Николай смутился, посмотрел в сторону Лодыгина и Смирнова и, увидев, что те заметили все происшедшее, смутился еще больше.
— Глупый ты, — тихо сказал он Пашке, — нельзя, понимаешь? Мешать ты мне будешь, да и… опасно.
— Хочу, где опасно, — сказал Пашка, но увидев, что Лодыгин широкими шагами подходит к ним, поник головой.
— Вот понимаете, товарищ начальник, — смущенно и виновато сказал Николай, — братишка приехал, из дому сбежал. Болельщик, одним словом…
— Хорошо, поезжайте, — сказал Лодыгин, — я позабочусь о нем.
6
В кабинете начальника было светло, просторно. Лодыгин сидел за столом, Пашка — напротив. Оба долго молчали. Наконец начальник спросил несердито, по-дружески:
— Зачем приехал?
У Пашки от этого тона защекотало в горле.

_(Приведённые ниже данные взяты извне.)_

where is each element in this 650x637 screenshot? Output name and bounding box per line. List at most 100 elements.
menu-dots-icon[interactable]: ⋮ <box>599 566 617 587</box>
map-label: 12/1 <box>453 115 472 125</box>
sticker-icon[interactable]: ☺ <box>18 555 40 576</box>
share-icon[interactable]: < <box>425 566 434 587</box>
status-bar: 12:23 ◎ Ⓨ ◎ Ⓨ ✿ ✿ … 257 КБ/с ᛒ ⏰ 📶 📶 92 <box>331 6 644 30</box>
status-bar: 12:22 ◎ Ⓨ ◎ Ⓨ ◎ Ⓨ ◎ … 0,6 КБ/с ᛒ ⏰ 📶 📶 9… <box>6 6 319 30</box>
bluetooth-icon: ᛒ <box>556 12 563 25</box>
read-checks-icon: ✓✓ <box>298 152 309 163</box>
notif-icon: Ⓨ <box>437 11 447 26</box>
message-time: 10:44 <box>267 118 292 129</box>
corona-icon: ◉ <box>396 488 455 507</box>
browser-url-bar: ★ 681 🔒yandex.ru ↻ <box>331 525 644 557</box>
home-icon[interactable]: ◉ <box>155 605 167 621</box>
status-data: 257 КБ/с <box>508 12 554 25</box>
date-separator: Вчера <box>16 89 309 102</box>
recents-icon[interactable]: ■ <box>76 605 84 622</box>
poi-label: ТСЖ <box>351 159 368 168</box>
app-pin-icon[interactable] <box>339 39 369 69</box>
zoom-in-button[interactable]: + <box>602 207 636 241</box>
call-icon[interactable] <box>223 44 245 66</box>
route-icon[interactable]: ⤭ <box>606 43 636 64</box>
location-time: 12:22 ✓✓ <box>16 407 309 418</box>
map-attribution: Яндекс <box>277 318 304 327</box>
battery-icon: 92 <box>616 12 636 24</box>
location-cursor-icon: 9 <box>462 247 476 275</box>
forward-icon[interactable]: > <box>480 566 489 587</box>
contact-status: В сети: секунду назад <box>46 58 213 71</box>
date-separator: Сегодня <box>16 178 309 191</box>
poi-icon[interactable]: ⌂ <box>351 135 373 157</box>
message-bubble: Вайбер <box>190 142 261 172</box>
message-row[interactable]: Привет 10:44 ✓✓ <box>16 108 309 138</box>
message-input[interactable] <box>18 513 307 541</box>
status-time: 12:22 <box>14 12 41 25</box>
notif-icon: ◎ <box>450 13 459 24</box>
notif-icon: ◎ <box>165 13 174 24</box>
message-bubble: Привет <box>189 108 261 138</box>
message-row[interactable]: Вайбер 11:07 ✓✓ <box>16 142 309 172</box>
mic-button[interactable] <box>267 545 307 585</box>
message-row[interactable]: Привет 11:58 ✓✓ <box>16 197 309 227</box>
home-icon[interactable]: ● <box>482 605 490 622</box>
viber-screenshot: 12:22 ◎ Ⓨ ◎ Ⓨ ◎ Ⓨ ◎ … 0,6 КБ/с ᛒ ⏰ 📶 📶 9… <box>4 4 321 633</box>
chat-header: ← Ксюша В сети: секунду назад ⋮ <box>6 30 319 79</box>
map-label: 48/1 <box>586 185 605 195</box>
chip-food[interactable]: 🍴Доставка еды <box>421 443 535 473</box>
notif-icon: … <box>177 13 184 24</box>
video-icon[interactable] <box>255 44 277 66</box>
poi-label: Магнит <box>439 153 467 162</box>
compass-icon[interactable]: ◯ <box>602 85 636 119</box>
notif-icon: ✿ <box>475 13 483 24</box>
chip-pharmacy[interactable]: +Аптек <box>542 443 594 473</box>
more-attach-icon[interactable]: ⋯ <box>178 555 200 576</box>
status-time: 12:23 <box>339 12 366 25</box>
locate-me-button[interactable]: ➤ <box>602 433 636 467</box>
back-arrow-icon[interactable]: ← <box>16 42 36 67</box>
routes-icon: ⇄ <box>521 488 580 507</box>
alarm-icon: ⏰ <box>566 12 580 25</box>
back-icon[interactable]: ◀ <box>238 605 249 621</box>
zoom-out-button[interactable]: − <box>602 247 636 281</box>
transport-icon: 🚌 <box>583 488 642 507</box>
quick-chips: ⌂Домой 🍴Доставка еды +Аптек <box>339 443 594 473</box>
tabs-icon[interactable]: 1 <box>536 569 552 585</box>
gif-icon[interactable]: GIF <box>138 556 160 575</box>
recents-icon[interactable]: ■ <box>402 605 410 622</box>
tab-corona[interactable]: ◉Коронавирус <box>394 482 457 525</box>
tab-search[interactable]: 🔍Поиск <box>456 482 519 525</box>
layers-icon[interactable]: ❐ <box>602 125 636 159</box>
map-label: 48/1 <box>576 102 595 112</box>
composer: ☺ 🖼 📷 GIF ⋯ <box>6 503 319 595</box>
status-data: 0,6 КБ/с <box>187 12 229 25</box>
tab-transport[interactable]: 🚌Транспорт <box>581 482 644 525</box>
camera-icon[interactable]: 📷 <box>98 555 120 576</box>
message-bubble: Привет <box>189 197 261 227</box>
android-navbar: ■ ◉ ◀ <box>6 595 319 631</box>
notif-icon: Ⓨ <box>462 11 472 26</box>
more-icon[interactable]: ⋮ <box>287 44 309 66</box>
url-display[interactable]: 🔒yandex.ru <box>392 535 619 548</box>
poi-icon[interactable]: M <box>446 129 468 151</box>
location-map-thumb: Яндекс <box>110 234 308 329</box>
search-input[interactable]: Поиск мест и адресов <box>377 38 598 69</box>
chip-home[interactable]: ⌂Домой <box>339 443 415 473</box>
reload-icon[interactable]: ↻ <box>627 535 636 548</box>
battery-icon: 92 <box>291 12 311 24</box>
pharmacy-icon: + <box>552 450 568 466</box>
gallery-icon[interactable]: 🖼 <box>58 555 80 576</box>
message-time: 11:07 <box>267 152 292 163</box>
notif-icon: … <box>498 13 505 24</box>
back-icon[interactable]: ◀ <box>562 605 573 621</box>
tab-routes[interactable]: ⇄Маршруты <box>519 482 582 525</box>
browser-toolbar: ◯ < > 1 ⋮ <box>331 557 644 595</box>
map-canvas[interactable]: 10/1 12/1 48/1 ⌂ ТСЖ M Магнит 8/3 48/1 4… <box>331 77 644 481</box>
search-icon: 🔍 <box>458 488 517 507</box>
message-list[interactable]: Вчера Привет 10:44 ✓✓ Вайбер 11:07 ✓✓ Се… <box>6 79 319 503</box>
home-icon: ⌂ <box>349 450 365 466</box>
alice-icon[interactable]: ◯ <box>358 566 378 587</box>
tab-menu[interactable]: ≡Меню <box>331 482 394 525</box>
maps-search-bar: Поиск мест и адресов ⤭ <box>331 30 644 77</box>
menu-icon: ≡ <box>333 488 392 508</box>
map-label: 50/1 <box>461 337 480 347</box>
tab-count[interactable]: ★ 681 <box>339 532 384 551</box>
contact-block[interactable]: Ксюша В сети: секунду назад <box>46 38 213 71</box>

— Жить здесь хотел, работать…
— Ах, да! — вспомнил начальник. — Ты «кем-нибудь» просился. Ну что ж, нам вот экскаваторщики нужны. Могу зачислить.
Пашка просиял.
— Учеником?
— Нет, правда, такой должности, но в виде исключения разве, за заслуги брата. Какое у тебя образование?
— Пять классов… неполных.
— М-м-м! Недостаточно. Экскаваторщику нужно физику знать — электромотор; механику. Вот, например, шагающим экскаватором у нас управляет инженер с высшим образованием. Что же делать?
— Может, попроще что-нибудь есть? — с надеждой спросил Пашка. — Подносить или смазывать.
— Эх, Пашка, Пашка, — покачал головой Лодыгин, смеясь, и сказал то же самое, что и Семен давеча: — Отстал ты от жизни. Не требуется теперь таких должностей, нет их, понимаешь? Кругом техника высокого класса, и без знаний к ней лучше не подходи.
«Вижу, к чему клоните», — подумал Пашка.
А начальник продолжал:
— Знаешь, кого мы болельщиками зовем? Вот таких ребят, как ты, которые прибегают к нам, вместо того, чтобы учиться в школе. Ничего они еще не умеют, ничему не выучились, а едут на стройку — давай им работу, «кем-нибудь»! Ну, точно болельщики на футболе — играть не умеют, а волнуются от всего сердца.
«Так значит, я просто болельщик» — подумал Пашка, а вслух сказал:
— Стройка-то кончится, пока учишься.
— На твой век хватит, не последняя, — улыбнулся Лодыгин и нажал кнопку. Вошла девушка — секретарь начальника.
— Позовите Митю, — попросил Лодыгин.
Через пять минут вошел парень в короткой кожанке, сдернул с головы кепочку с маленьким козырьком и бойко крикнул:
— Что прикажете, Василий Никанорыч?!
— Пройдет «Победа» в Ставрополь?
— У нас хоть в Москву пройдет!
— Заводи.
Лодыгин надел кожаное пальто, взял в руку военную фуражку.
— Мне нужно в Управление. Кстати могу захватить тебя. Поедешь?
Пашка встал и молча побрел к двери, утешаясь тем, что хоть довелось ему проехаться с начальником на «Победе».